Le DVD traînait chez moi depuis un petit moment et je le laissais moisir dans son coin en attendant un soir où je voudrais quelque chose de sérieux. Parce que la réputation du film n'est plus à faire; il suffit de voir l'affiche pour s'en convaincre.

Ce qu'Hubert Sauper cherche à démonter, c'est tout l'écosystème qui entoure le Lac Victoria en Tanzanie. Ecosystème au sens large: la faune, la flore, les poissons, la Perche du Nil (le Nil Blanc prend sa source dans ce lac), les pêcheurs, les usines de poissons panés, l'aéroport de Mwanza, les avions-poubelles russes, les pilotes saouls, les prostituées, les discrètes escales des cargos dans les pays en guerre à l'aller et vides à leur arrivée en Tanzanie, la misère et la famine d'une population sur un territoire pourtant si riche en nourriture, les européens qui donnent des aides pour financer la qualité sanitaire des entrepôts mais l'aide humanitaire qui n'arrive que trop péniblement, les enfants des rues qui se shootent avec le plastique des emballages, le sida partout, la guerre partout, la mort partout. Joyeux, hein?

La Perche du Nil c'est le gros à gauche, là... (voir figure 1)

En gros les problèmes ont commencé avec l'introduction il y a 50 ans d'une espèce dans un environnement alors extrêmement riche et diversifié. Le dit poisson s'est tellement bien adapté qu'il s'est multiplié et multiplié et a mangé tous ce qui était plus petit que lui. Quand on voit le bestiau qui atteint parfois les deux mètres (!), vous imaginez bien que la diversité a pris un coup dans l'aile. Enfin les pêcheurs n'en ont pas eu grand chose à secouer de la biodiversité puisque le conditionnement et l'exportation en Europe rapporte une quantité d'argent faramineuse. Là où ça se complique c'est quand ces poissons achetés à prix d'or par nos pays part dans des quantités telles que la population n'a même plus de quoi se nourrir...

Le film a été largement critiqué pour supposer l'importation parallèle d'armes. En gros les avions-cargos apporteraient des armes à l'aller et du poisson au retour. Trafic visiblement jamais avéré ou enterré vite fait, bien fait. Je crois quand même à cette thèse pour plusieurs raisons: d'abord pour le comportement gêné des pilotes quand on leur demande ce qu'ils transportaient à l'aller ("Rien" devient vite "Je ne veux pas parler de politique, on s'arrête là" ou un silence hostile dès qu'on gratte un peu), ensuite parce qu'au-delà du problème particulier de la Tanzanie, l'Europe (et les USA, je ne les oublie pas hein) fournit quantité d'armes à l'Afrique. Enfin parce qu'on détourne les yeux en disant "n'importe quoi c'est du militantisme et pas du journalisme tout ça" sans chercher plus. Le problème n'est pas tellement qu'on enverrait des armes en Tanzanie, le problème est plutôt qu'on envoie des armes tout court. Mais bon, je vous raconte pas les licenciements en France si on décide de se calmer là-dessus. En plus les syndicats vont dire que c'est honteux de virer les gens comme ça, que fait l'état, on veut un fond de soutien exceptionnel parce que merde, notre situation est grave, hop tous en grèves et ça va faire chier les parisiens qui seront encore de mauvais poil. Enfin si on voulait bien écouter cet africain qui déclare: "Les gens espèrent la guerre parce que c'est leur meilleure chance de survie" et on pourrait peut-être se demander s'il n'y a pas un problème quelque part.

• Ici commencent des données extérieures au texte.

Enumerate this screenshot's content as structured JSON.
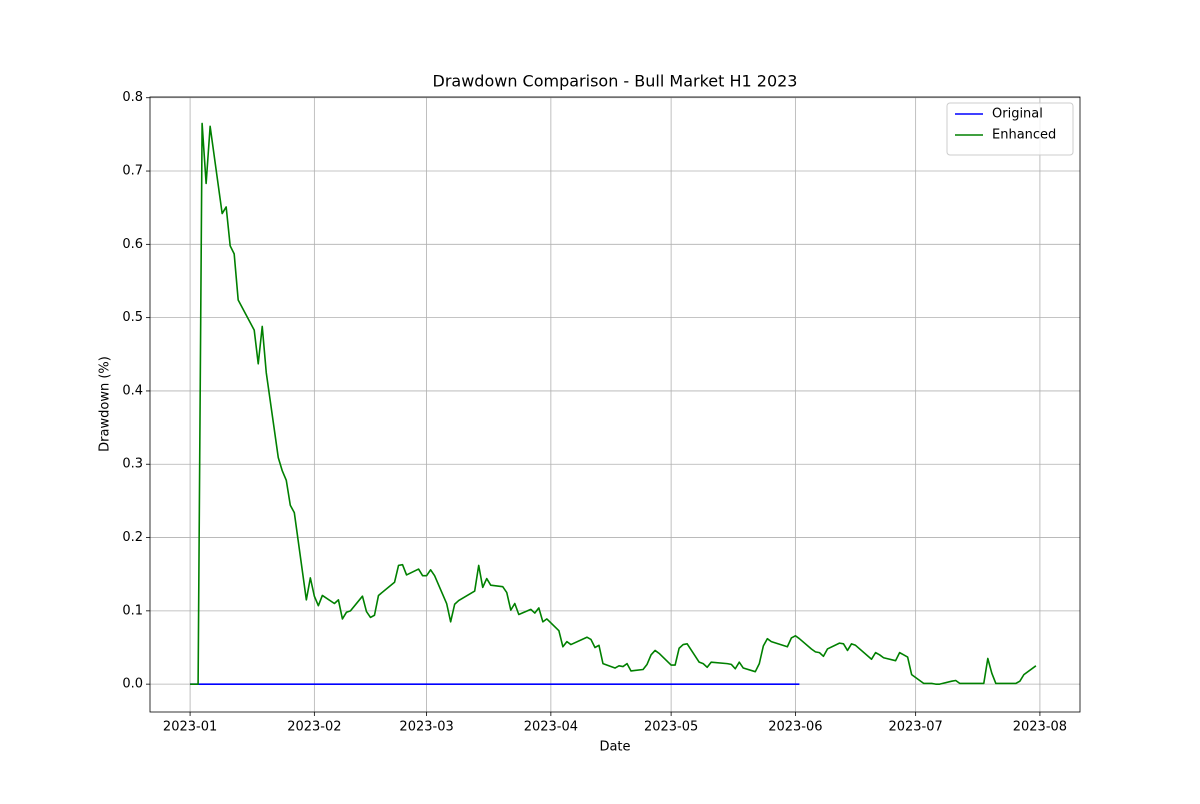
{
  "chart_data": {
    "type": "line",
    "title": "Drawdown Comparison - Bull Market H1 2023",
    "xlabel": "Date",
    "ylabel": "Drawdown (%)",
    "grid": true,
    "legend": "upper right",
    "xlim": [
      "2022-12-22",
      "2023-08-11"
    ],
    "xticks": [
      {
        "value": "2023-01-01",
        "label": "2023-01"
      },
      {
        "value": "2023-02-01",
        "label": "2023-02"
      },
      {
        "value": "2023-03-01",
        "label": "2023-03"
      },
      {
        "value": "2023-04-01",
        "label": "2023-04"
      },
      {
        "value": "2023-05-01",
        "label": "2023-05"
      },
      {
        "value": "2023-06-01",
        "label": "2023-06"
      },
      {
        "value": "2023-07-01",
        "label": "2023-07"
      },
      {
        "value": "2023-08-01",
        "label": "2023-08"
      }
    ],
    "ylim": [
      -0.038,
      0.801
    ],
    "yticks": [
      {
        "value": 0,
        "label": "0.0"
      },
      0.1,
      0.2,
      0.3,
      0.4,
      0.5,
      0.6,
      0.7,
      0.8
    ],
    "x": [
      "2023-01-01",
      "2023-01-03",
      "2023-01-04",
      "2023-01-05",
      "2023-01-06",
      "2023-01-09",
      "2023-01-10",
      "2023-01-11",
      "2023-01-12",
      "2023-01-13",
      "2023-01-17",
      "2023-01-18",
      "2023-01-19",
      "2023-01-20",
      "2023-01-23",
      "2023-01-24",
      "2023-01-25",
      "2023-01-26",
      "2023-01-27",
      "2023-01-30",
      "2023-01-31",
      "2023-02-01",
      "2023-02-02",
      "2023-02-03",
      "2023-02-06",
      "2023-02-07",
      "2023-02-08",
      "2023-02-09",
      "2023-02-10",
      "2023-02-13",
      "2023-02-14",
      "2023-02-15",
      "2023-02-16",
      "2023-02-17",
      "2023-02-21",
      "2023-02-22",
      "2023-02-23",
      "2023-02-24",
      "2023-02-27",
      "2023-02-28",
      "2023-03-01",
      "2023-03-02",
      "2023-03-03",
      "2023-03-06",
      "2023-03-07",
      "2023-03-08",
      "2023-03-09",
      "2023-03-13",
      "2023-03-14",
      "2023-03-15",
      "2023-03-16",
      "2023-03-17",
      "2023-03-20",
      "2023-03-21",
      "2023-03-22",
      "2023-03-23",
      "2023-03-24",
      "2023-03-27",
      "2023-03-28",
      "2023-03-29",
      "2023-03-30",
      "2023-03-31",
      "2023-04-03",
      "2023-04-04",
      "2023-04-05",
      "2023-04-06",
      "2023-04-10",
      "2023-04-11",
      "2023-04-12",
      "2023-04-13",
      "2023-04-14",
      "2023-04-17",
      "2023-04-18",
      "2023-04-19",
      "2023-04-20",
      "2023-04-21",
      "2023-04-24",
      "2023-04-25",
      "2023-04-26",
      "2023-04-27",
      "2023-04-28",
      "2023-05-01",
      "2023-05-02",
      "2023-05-03",
      "2023-05-04",
      "2023-05-05",
      "2023-05-08",
      "2023-05-09",
      "2023-05-10",
      "2023-05-11",
      "2023-05-15",
      "2023-05-16",
      "2023-05-17",
      "2023-05-18",
      "2023-05-19",
      "2023-05-22",
      "2023-05-23",
      "2023-05-24",
      "2023-05-25",
      "2023-05-26",
      "2023-05-30",
      "2023-05-31",
      "2023-06-01",
      "2023-06-02",
      "2023-06-05",
      "2023-06-06",
      "2023-06-07",
      "2023-06-08",
      "2023-06-09",
      "2023-06-12",
      "2023-06-13",
      "2023-06-14",
      "2023-06-15",
      "2023-06-16",
      "2023-06-20",
      "2023-06-21",
      "2023-06-22",
      "2023-06-23",
      "2023-06-26",
      "2023-06-27",
      "2023-06-28",
      "2023-06-29",
      "2023-06-30",
      "2023-07-03",
      "2023-07-05",
      "2023-07-06",
      "2023-07-07",
      "2023-07-10",
      "2023-07-11",
      "2023-07-12",
      "2023-07-13",
      "2023-07-14",
      "2023-07-17",
      "2023-07-18",
      "2023-07-19",
      "2023-07-20",
      "2023-07-21",
      "2023-07-24",
      "2023-07-25",
      "2023-07-26",
      "2023-07-27",
      "2023-07-28",
      "2023-07-31"
    ],
    "series": [
      {
        "name": "Original",
        "color": "#0000ff",
        "values": [
          0,
          0,
          0,
          0,
          0,
          0,
          0,
          0,
          0,
          0,
          0,
          0,
          0,
          0,
          0,
          0,
          0,
          0,
          0,
          0,
          0,
          0,
          0,
          0,
          0,
          0,
          0,
          0,
          0,
          0,
          0,
          0,
          0,
          0,
          0,
          0,
          0,
          0,
          0,
          0,
          0,
          0,
          0,
          0,
          0,
          0,
          0,
          0,
          0,
          0,
          0,
          0,
          0,
          0,
          0,
          0,
          0,
          0,
          0,
          0,
          0,
          0,
          0,
          0,
          0,
          0,
          0,
          0,
          0,
          0,
          0,
          0,
          0,
          0,
          0,
          0,
          0,
          0,
          0,
          0,
          0,
          0,
          0,
          0,
          0,
          0,
          0,
          0,
          0,
          0,
          0,
          0,
          0,
          0,
          0,
          0,
          0,
          0,
          0,
          0,
          0,
          0,
          0,
          0,
          null,
          null,
          null,
          null,
          null,
          null,
          null,
          null,
          null,
          null,
          null,
          null,
          null,
          null,
          null,
          null,
          null,
          null,
          null,
          null,
          null,
          null,
          null,
          null,
          null,
          null,
          null,
          null,
          null,
          null,
          null,
          null,
          null,
          null,
          null,
          null,
          null,
          null,
          null
        ]
      },
      {
        "name": "Enhanced",
        "color": "#008000",
        "values": [
          0,
          0,
          0.765,
          0.683,
          0.761,
          0.642,
          0.651,
          0.598,
          0.587,
          0.524,
          0.483,
          0.437,
          0.488,
          0.425,
          0.309,
          0.291,
          0.278,
          0.244,
          0.234,
          0.115,
          0.145,
          0.12,
          0.107,
          0.121,
          0.11,
          0.115,
          0.089,
          0.098,
          0.1,
          0.12,
          0.099,
          0.091,
          0.094,
          0.121,
          0.139,
          0.162,
          0.163,
          0.149,
          0.157,
          0.148,
          0.148,
          0.156,
          0.148,
          0.11,
          0.085,
          0.109,
          0.114,
          0.127,
          0.162,
          0.132,
          0.144,
          0.135,
          0.133,
          0.125,
          0.101,
          0.11,
          0.095,
          0.102,
          0.097,
          0.104,
          0.085,
          0.089,
          0.073,
          0.051,
          0.058,
          0.054,
          0.064,
          0.061,
          0.05,
          0.053,
          0.028,
          0.022,
          0.025,
          0.024,
          0.028,
          0.018,
          0.02,
          0.027,
          0.04,
          0.046,
          0.042,
          0.026,
          0.026,
          0.049,
          0.054,
          0.055,
          0.03,
          0.028,
          0.023,
          0.03,
          0.028,
          0.027,
          0.021,
          0.03,
          0.022,
          0.017,
          0.028,
          0.052,
          0.062,
          0.058,
          0.051,
          0.063,
          0.066,
          0.062,
          0.048,
          0.044,
          0.043,
          0.038,
          0.048,
          0.056,
          0.055,
          0.046,
          0.055,
          0.053,
          0.034,
          0.043,
          0.04,
          0.036,
          0.032,
          0.043,
          0.04,
          0.037,
          0.013,
          0.001,
          0.001,
          0,
          0,
          0.004,
          0.005,
          0.001,
          0.001,
          0.001,
          0.001,
          0.001,
          0.035,
          0.015,
          0.001,
          0.001,
          0.001,
          0.001,
          0.004,
          0.013,
          0.025
        ]
      }
    ]
  }
}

Moi samedi soir, j'ai pas super bien dormi. Le cauchemar de Darwin a été le mien avec pour question récurrente "L'Homme est-il assez con pour se détruire tout seul?" En tout cas, des fois c'est à se demander s'il ne fait pas tout ce qu'il faut pour. Voilà un post "un peu" acide, pessimiste, ironique et pas forcément toujours pondéré mais le documentaire atteint son but: faire réfléchir. De la bonne came mais attention au bad trip!

Le prochain post de cette rubrique sera pas forcément beaucoup plus joyeux puisque dimanche j'étais au ciné pour No Country For Old Men. Pas le même genre mais la qualité Coen (et pas germaine) est là!